Rx Prices: According to the results of a just-released study, newly-launched prescription drugs are on pace to hit historically high prices this year.  Performed by Reuters, the analysis shows that the median annual price for 13 novel drugs approved by the Food and Drug Administration (FDA) so far this year is $257,000.  Not only that, seven other drugs also launching this year were priced above $200,000.  Last year, the median annual price for 30 new drugs released through mid-July rose to $180,000.  While not a strict comparison to those figures, the Reuters data serves to reinforce the trend that has come to dominate the policy conversation surrounding prescription drugs – specifically, that these medicines are increasingly coming to market bearing astronomical price tags.  To further complicate the issue, researchers also found that pharmaceutical manufacturers are disclosing less information about the pricing of those products, only worsening the murkiness that already surrounds prescription drug pricing.

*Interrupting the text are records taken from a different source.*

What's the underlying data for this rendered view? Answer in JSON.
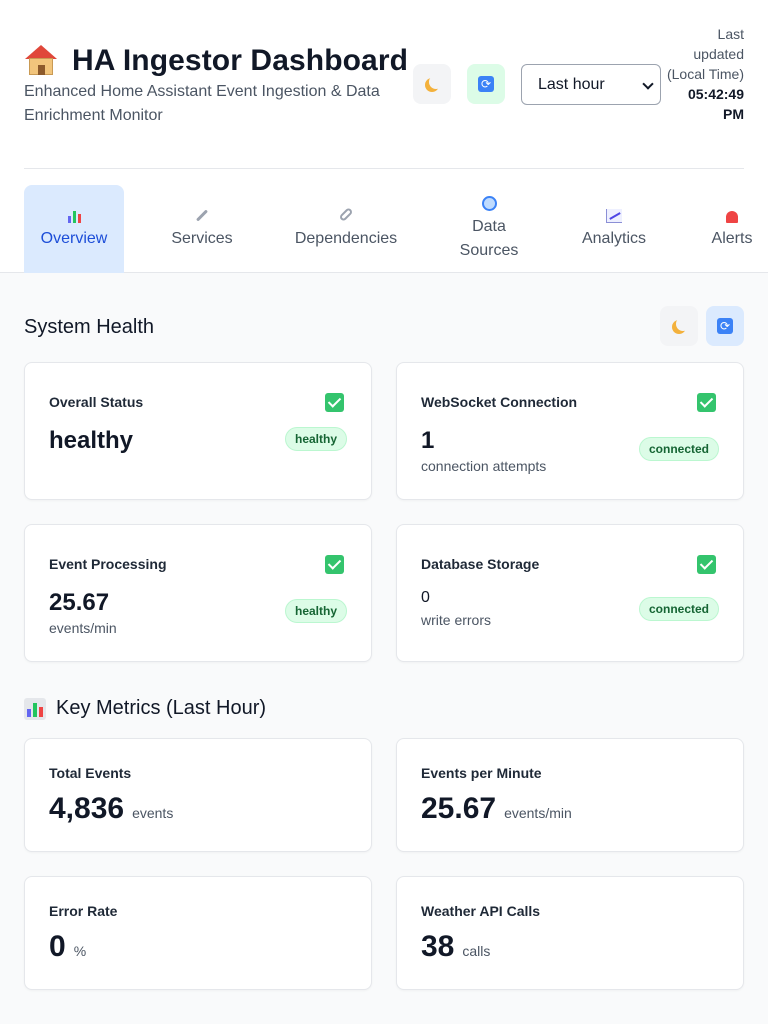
{
  "header": {
    "title": "HA Ingestor Dashboard",
    "subtitle": "Enhanced Home Assistant Event Ingestion & Data Enrichment Monitor",
    "time_range": "Last hour",
    "last_updated_label": "Last updated (Local Time)",
    "last_updated_time": "05:42:49 PM"
  },
  "tabs": [
    {
      "label": "Overview",
      "icon": "bar-chart-icon",
      "active": true
    },
    {
      "label": "Services",
      "icon": "wrench-icon",
      "active": false
    },
    {
      "label": "Dependencies",
      "icon": "link-icon",
      "active": false
    },
    {
      "label": "Data Sources",
      "icon": "globe-icon",
      "active": false
    },
    {
      "label": "Analytics",
      "icon": "trend-chart-icon",
      "active": false
    },
    {
      "label": "Alerts",
      "icon": "siren-icon",
      "active": false
    }
  ],
  "system_health": {
    "title": "System Health",
    "cards": [
      {
        "label": "Overall Status",
        "value": "healthy",
        "badge": "healthy"
      },
      {
        "label": "WebSocket Connection",
        "value": "1",
        "sub": "connection attempts",
        "badge": "connected"
      },
      {
        "label": "Event Processing",
        "value": "25.67",
        "sub": "events/min",
        "badge": "healthy"
      },
      {
        "label": "Database Storage",
        "value": "0",
        "sub": "write errors",
        "badge": "connected"
      }
    ]
  },
  "key_metrics": {
    "title": "Key Metrics (Last Hour)",
    "cards": [
      {
        "label": "Total Events",
        "value": "4,836",
        "unit": "events"
      },
      {
        "label": "Events per Minute",
        "value": "25.67",
        "unit": "events/min"
      },
      {
        "label": "Error Rate",
        "value": "0",
        "unit": "%"
      },
      {
        "label": "Weather API Calls",
        "value": "38",
        "unit": "calls"
      }
    ]
  },
  "colors": {
    "accent": "#1d4ed8",
    "active_tab_bg": "#dbeafe",
    "success_badge_bg": "#dcfce7",
    "success_text": "#166534"
  }
}
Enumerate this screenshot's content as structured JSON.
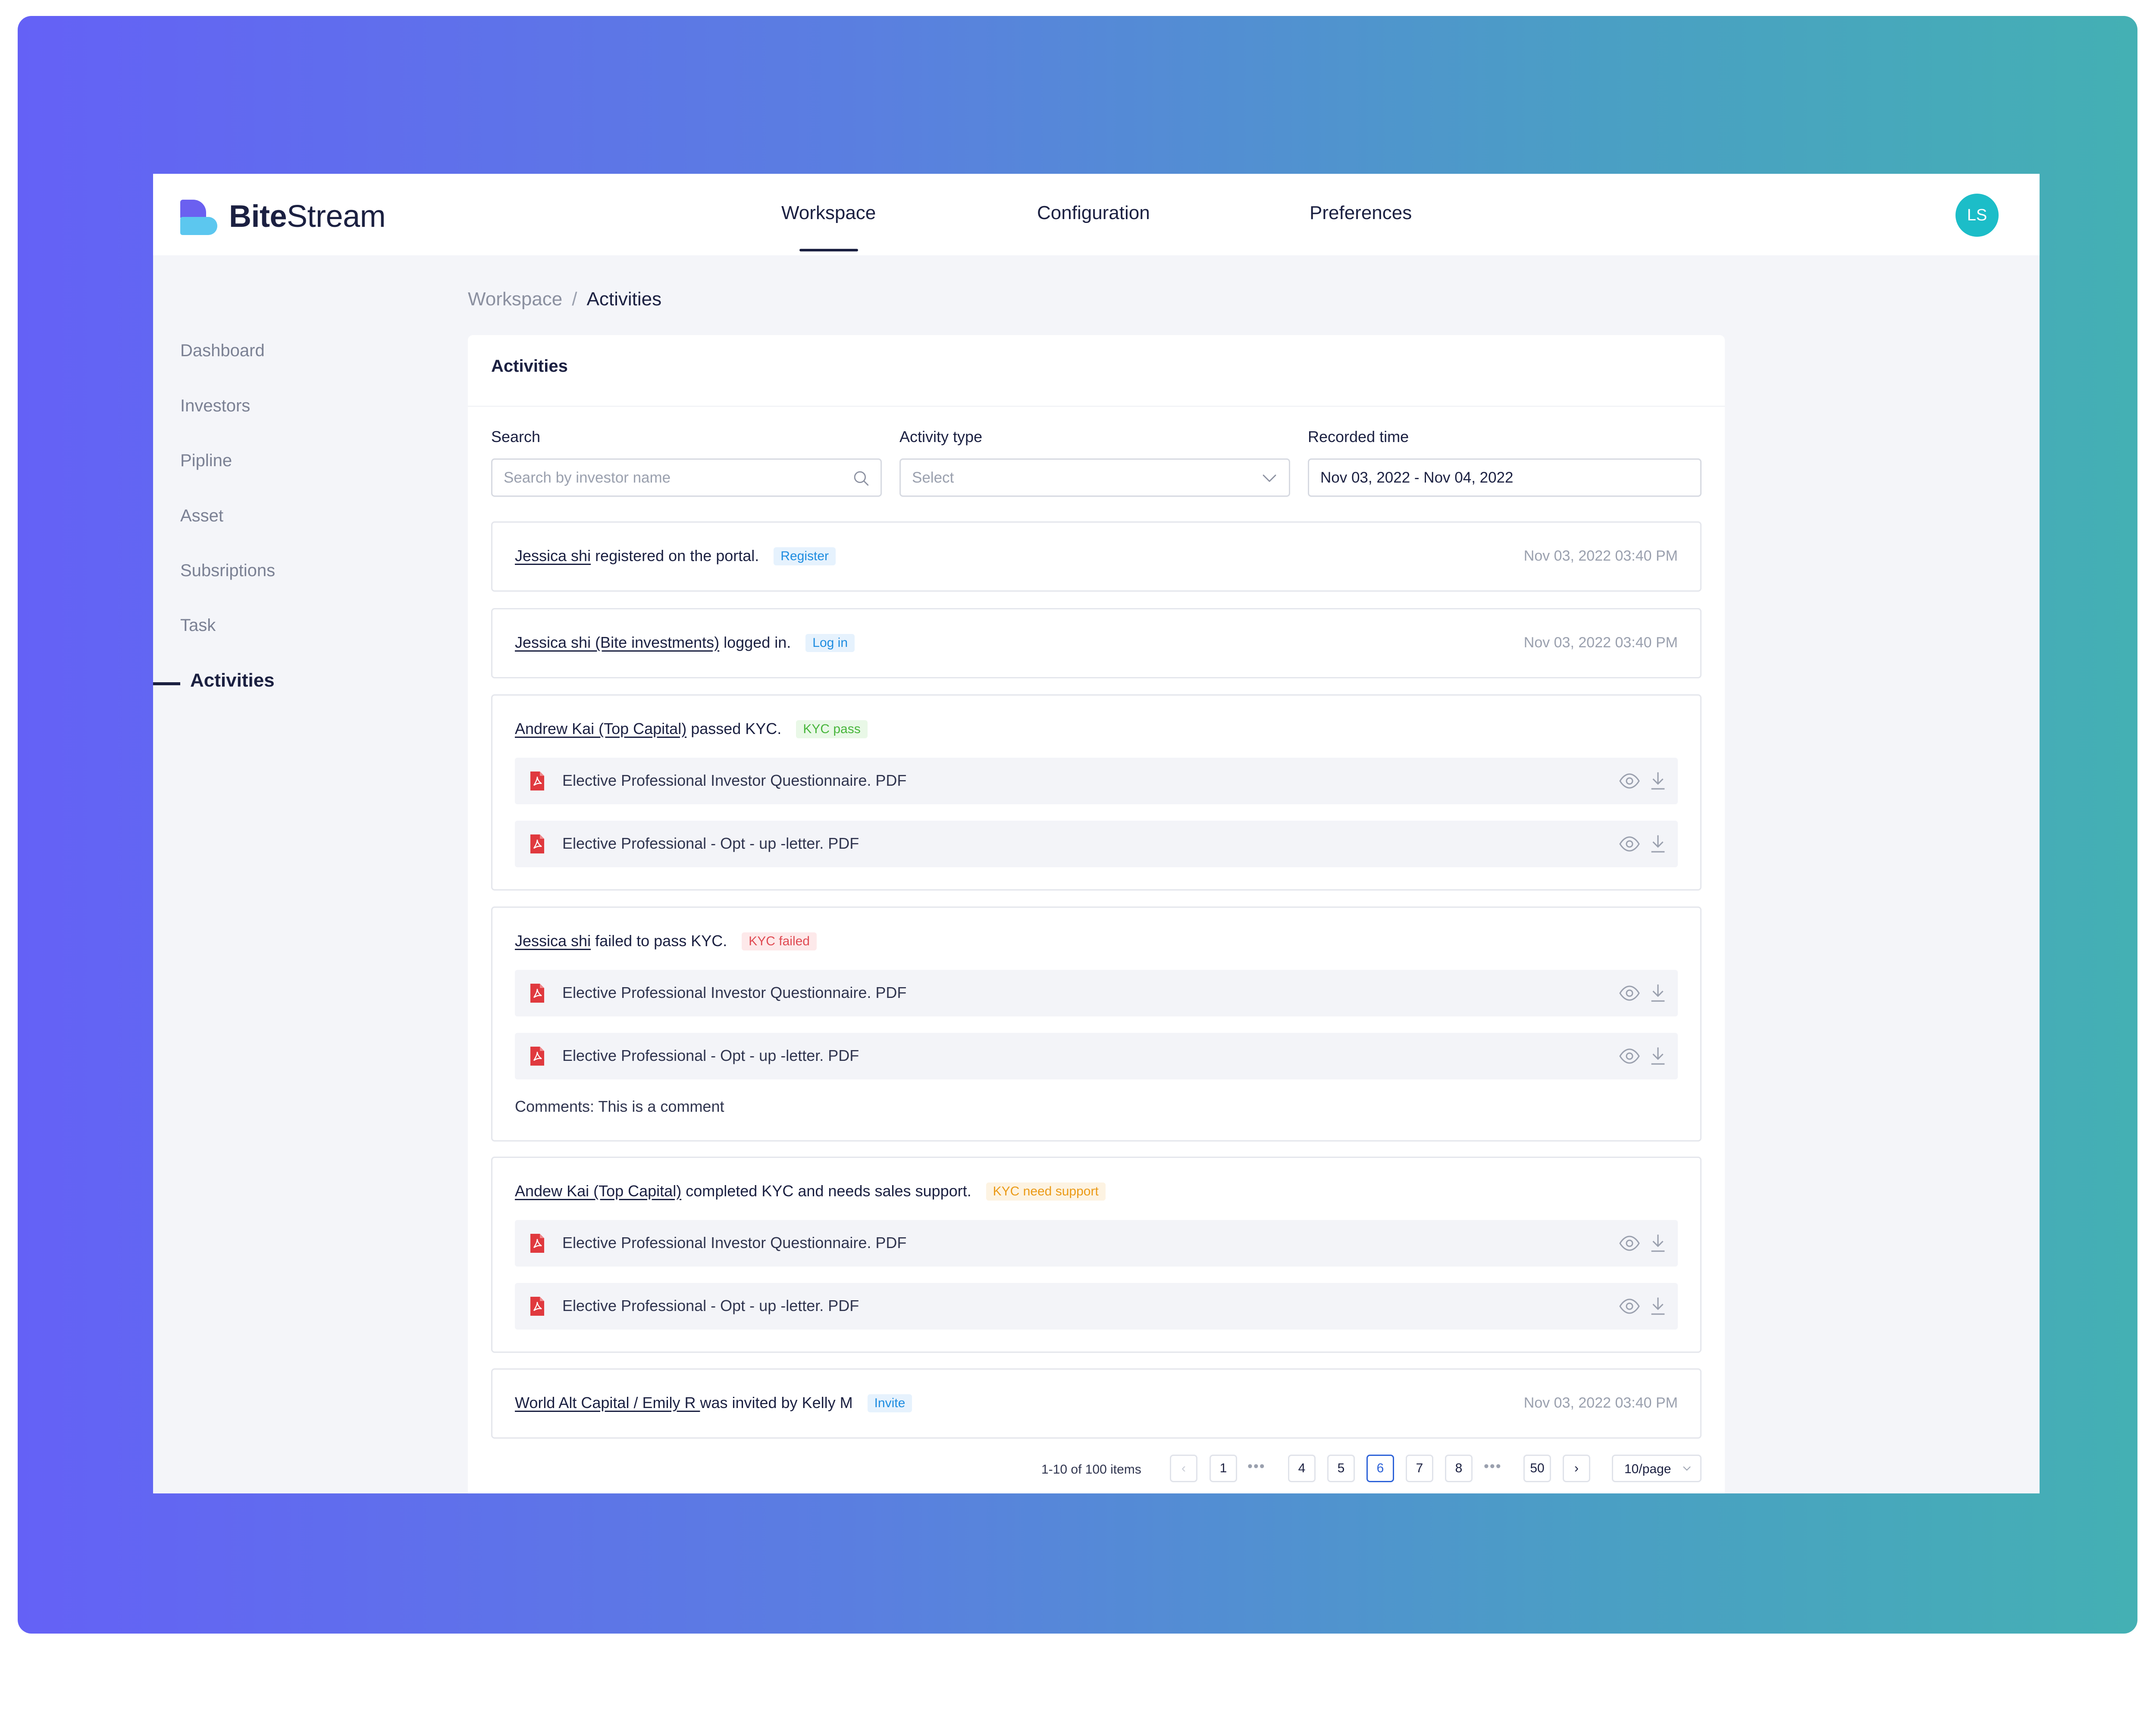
{
  "brand": {
    "name_bold": "Bite",
    "name_rest": "Stream"
  },
  "nav": [
    {
      "label": "Workspace"
    },
    {
      "label": "Configuration"
    },
    {
      "label": "Preferences"
    }
  ],
  "avatar": {
    "initials": "LS",
    "color": "#1cbdc8"
  },
  "sidebar": {
    "items": [
      {
        "label": "Dashboard"
      },
      {
        "label": "Investors"
      },
      {
        "label": "Pipline"
      },
      {
        "label": "Asset"
      },
      {
        "label": "Subsriptions"
      },
      {
        "label": "Task"
      },
      {
        "label": "Activities"
      }
    ]
  },
  "breadcrumb": {
    "parent": "Workspace",
    "separator": "/",
    "current": "Activities"
  },
  "panel": {
    "title": "Activities"
  },
  "filters": {
    "search": {
      "label": "Search",
      "placeholder": "Search by investor name"
    },
    "activity_type": {
      "label": "Activity type",
      "placeholder": "Select"
    },
    "recorded_time": {
      "label": "Recorded time",
      "value": "Nov 03, 2022 - Nov 04, 2022"
    }
  },
  "activities": [
    {
      "actor": "Jessica shi",
      "text": " registered on the portal.",
      "tag": "Register",
      "time": "Nov 03, 2022 03:40 PM"
    },
    {
      "actor": "Jessica shi (Bite investments)",
      "text": " logged in.",
      "tag": "Log in",
      "time": "Nov 03, 2022 03:40 PM"
    },
    {
      "actor": "Andrew Kai (Top Capital)",
      "text": "  passed KYC.",
      "tag": "KYC pass",
      "files": [
        "Elective Professional Investor Questionnaire. PDF",
        "Elective Professional - Opt - up -letter. PDF"
      ]
    },
    {
      "actor": "Jessica shi",
      "text": " failed to pass KYC.",
      "tag": "KYC failed",
      "files": [
        "Elective Professional Investor Questionnaire. PDF",
        "Elective Professional - Opt - up -letter. PDF"
      ],
      "comment": "Comments: This is a comment"
    },
    {
      "actor": "Andew Kai (Top Capital)",
      "text": " completed KYC and needs sales support.",
      "tag": "KYC need support",
      "files": [
        "Elective Professional Investor Questionnaire. PDF",
        "Elective Professional - Opt - up -letter. PDF"
      ]
    },
    {
      "actor": "World Alt Capital / Emily R ",
      "text": " was invited by Kelly M",
      "tag": "Invite",
      "time": "Nov 03, 2022 03:40 PM"
    }
  ],
  "pagination": {
    "total": "1-10 of 100 items",
    "prev": "‹",
    "next": "›",
    "ellipsis": "•••",
    "pages": [
      "1",
      "4",
      "5",
      "6",
      "7",
      "8",
      "50"
    ],
    "current": "6",
    "page_size": "10/page"
  },
  "colors": {
    "accent": "#2d62d8",
    "brand_purple": "#6b60f0",
    "brand_cyan": "#5cc7ef",
    "tag_register": "#1d8ce0",
    "tag_pass": "#47b53b",
    "tag_failed": "#e04a52",
    "tag_support": "#eb9a16"
  },
  "icons": {
    "search": "search-icon",
    "dropdown": "chevron-down-icon",
    "file": "pdf-file-icon",
    "preview": "eye-icon",
    "download": "download-icon"
  }
}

Hospital Consolidation: A new report from the Federal Trade Commission (FTC) outlines the dangers of shielding hospital mergers from federal antitrust scrutiny in exchange for prolonged state oversight.  In a report released by the agency last week, FTC researchers were able to show that these arrangements, often referred to as Certificates of Public Advantage (COPA), resulted in higher prices and lower quality of care as a result of “unconstrained provider market power.”  And, as if that wasn’t bad enough, further research has established that hospitals that are allowed to merge under COPA protections, end up hiking their prices by as much as 51 percent once they emerge from those protections.

Private Equity: As recently highlighted, there’s growing concern over the impact that private equity interests are having on care access, quality, and affordability.  This has been felt most acutely in rural communities, many of which already find themselves struggling to meet the healthcare needs of their populations.  Reports have surfaced illustrating not just how easily rural hospitals are being acquired, but what can happen when those private equity investors pull out, leaving these health systems to collapse and the communities they support to pick up the pieces.  Beyond just rural hospitals, though, private equity’s expansion into the urgent care space has raised further concerns about the quality and affordability of care in an industry experiencing skyrocketing growth.

MA Value: As a reminder, the Medicare Advantage (MA) program plays an important role in the lives of an increasingly large proportion of Medicare-eligible beneficiaries.  Digging deeper into those numbers, we get a clearer sense of just how vital the program has become in connecting vulnerable populations with the coordinated care that’s been proven to lead to better outcomes.  For instance, MA beneficiaries proportionally earn lower incomes and are more diverse compared to those enrolled in fee-for-service (FFS) Medicare.  Nearly one-third of MA enrollees (32 percent) are racial/ethnic minorities, while two-out-of-five beneficiaries (40 percent) earn less than $25,000 annually.  Recent studies have also shown that in addition to saving enrollees nearly $2,000 a year compared to FFS Medicare, the MA program also delivers a 35 percent lower cost burden for beneficiaries.  It’s no wonder MA enjoys such a high rate of satisfaction among beneficiaries enrolled in the program.